Other people everywhere
All these various rooms and facilities, however, are just the parts. When it comes to envisioning the living conditions of a 13th century keep as a whole, three key interrelated facts should be considered:
1) There was no undesignated or “overflow” space
Contrary to what we’re used to in contemporary interior design, and also the way castles are portrayed in pop culture, according to the Gies,
[T]he domestic quarters of medieval castles contained no internal corridors. Rooms opened into each other, or were joined by spiral staircases which required minimal space and could serve pairs of rooms on several floors. (pp. 70-71).
This seemingly would have made it challenging to conduct private business, have clandestine meetings, or to enjoy some time alone, for whatever room one happened to be in, someone else (likely several someones else) would probably be there too. Which leads into point #2:
2) Privacy was a foreign concept
Our modern concept of privacy and “me time” would’ve been completely foreign in the 13th century. It wasn’t so much that castles were overly-crowded – although they could be; at Dover Castle, important defensive outpost that it was, Labarge refers to an “atmosphere of bustle, noise, and close-packed humanity” (p. 32).
More so, though, castles just weren’t designed to provide great comfort for anyone other than the noble family, and even then only to a certain extent. Nowhere is this fact more evident than in the sleeping arrangements for the remainder of the household.
For important guests and servants, every night was something of a slumber party, with them sleeping in the same chamber as the lord and lady on either a trundle bed, a straw pallet, or on a bench. Even when the lord and lady engaged in marital relations, their room-mates would likely still be there, with only the curtains on the bed to offer the illusion of isolation.
(Everyone else, meanwhile – lesser servants, administrative personnel, soldiers – slept wherever they could find a spot: on a bench or the floor in the hall, in a tower, in the basement, in the stables, near one’s assigned post, or just burrowed in the straw outside. Females, naturally, were separated from the men and supervised by either the lady or an older woman.)
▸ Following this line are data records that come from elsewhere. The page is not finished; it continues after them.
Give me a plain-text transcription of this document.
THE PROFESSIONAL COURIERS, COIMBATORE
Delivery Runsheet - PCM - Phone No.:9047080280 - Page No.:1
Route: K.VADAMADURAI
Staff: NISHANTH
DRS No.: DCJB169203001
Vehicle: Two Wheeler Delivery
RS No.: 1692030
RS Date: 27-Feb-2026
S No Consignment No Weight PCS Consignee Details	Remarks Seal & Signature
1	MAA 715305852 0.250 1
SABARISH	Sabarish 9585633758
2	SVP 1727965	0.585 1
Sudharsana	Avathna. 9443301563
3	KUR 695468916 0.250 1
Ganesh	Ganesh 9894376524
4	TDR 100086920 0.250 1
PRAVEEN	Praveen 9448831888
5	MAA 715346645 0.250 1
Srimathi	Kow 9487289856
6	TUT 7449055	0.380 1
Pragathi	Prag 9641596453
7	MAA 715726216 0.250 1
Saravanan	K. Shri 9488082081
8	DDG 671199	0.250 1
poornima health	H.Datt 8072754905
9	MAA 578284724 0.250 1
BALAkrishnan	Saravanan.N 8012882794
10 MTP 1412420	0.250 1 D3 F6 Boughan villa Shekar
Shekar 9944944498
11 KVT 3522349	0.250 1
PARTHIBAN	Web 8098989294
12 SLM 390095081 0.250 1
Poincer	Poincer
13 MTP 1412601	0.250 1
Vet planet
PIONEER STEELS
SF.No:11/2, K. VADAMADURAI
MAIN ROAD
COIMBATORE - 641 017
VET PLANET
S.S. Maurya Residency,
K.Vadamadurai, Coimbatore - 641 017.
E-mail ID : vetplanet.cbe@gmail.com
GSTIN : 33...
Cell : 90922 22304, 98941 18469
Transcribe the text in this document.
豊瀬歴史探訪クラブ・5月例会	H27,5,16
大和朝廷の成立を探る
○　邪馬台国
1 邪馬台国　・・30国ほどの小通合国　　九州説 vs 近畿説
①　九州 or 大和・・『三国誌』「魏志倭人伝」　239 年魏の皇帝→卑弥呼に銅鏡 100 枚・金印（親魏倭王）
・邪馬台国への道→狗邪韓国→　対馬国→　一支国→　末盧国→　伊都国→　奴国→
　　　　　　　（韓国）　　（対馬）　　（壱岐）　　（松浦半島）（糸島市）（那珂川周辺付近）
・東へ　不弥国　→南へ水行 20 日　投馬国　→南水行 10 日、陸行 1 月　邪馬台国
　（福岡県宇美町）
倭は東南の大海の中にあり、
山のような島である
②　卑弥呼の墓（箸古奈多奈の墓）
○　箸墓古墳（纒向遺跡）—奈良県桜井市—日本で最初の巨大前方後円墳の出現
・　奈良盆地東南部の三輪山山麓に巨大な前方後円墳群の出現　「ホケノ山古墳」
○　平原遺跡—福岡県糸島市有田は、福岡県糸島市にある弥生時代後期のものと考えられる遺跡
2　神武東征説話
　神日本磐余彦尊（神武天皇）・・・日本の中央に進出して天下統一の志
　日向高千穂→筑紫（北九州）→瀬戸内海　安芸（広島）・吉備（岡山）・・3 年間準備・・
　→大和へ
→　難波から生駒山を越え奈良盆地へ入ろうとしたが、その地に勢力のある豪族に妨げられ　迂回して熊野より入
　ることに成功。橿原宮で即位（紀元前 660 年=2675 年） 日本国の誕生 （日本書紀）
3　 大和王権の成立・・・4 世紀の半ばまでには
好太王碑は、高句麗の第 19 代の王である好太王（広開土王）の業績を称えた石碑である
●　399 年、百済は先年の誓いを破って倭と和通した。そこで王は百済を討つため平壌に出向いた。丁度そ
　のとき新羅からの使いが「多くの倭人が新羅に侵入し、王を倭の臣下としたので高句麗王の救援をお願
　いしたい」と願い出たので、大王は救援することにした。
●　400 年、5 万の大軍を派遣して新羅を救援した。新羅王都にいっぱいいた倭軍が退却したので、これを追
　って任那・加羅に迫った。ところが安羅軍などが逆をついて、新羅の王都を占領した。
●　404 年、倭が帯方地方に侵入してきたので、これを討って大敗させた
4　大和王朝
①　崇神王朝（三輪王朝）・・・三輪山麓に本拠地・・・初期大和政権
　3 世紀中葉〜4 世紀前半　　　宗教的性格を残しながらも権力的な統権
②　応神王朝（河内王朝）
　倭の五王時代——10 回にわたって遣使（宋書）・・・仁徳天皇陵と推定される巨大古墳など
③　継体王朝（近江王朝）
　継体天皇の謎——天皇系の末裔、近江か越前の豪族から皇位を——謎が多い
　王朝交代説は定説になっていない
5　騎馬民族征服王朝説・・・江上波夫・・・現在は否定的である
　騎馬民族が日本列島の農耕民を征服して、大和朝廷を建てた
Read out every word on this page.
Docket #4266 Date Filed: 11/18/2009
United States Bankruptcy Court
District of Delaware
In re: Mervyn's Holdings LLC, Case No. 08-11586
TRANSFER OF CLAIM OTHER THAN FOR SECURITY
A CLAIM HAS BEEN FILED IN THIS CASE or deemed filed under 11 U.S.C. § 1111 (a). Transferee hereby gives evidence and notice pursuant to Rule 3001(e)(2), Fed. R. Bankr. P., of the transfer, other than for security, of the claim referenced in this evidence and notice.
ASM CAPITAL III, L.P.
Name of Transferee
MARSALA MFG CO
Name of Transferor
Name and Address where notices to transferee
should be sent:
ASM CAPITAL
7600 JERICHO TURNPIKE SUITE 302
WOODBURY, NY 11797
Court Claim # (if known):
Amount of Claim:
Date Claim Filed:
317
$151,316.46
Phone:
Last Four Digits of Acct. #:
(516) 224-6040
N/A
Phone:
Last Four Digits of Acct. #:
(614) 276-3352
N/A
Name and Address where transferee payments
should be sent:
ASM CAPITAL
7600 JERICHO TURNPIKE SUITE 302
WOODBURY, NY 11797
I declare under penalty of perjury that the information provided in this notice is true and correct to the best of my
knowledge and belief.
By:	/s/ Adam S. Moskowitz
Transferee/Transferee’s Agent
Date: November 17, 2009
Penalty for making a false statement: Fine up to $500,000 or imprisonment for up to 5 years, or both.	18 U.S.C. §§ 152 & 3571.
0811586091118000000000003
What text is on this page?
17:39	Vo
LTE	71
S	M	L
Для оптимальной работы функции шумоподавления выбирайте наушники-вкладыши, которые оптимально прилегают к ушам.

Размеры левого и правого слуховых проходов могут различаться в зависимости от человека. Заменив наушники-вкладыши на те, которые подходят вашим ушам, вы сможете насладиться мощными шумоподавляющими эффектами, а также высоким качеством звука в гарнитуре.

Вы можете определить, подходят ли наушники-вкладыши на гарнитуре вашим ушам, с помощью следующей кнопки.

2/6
3) Castle life was best lived beyond four walls
Despite the various efforts to make castles comfortable with fireplaces and screens to block drafts, castles were fairly damp, dark, gloomy, and often teeming inside, particularly during winter.
A feast or visiting minstrel offered some temporary enjoyment. However, due to the high cost of candles and the inefficiency of rushlights, most people retired soon after nightfall to sleep and dream of warm spring days and sunlight, riding, roughhousing outside, and of course hunting, which was an all-consuming passion at all levels of the social scale and a subject for a future Medieval Mondays post.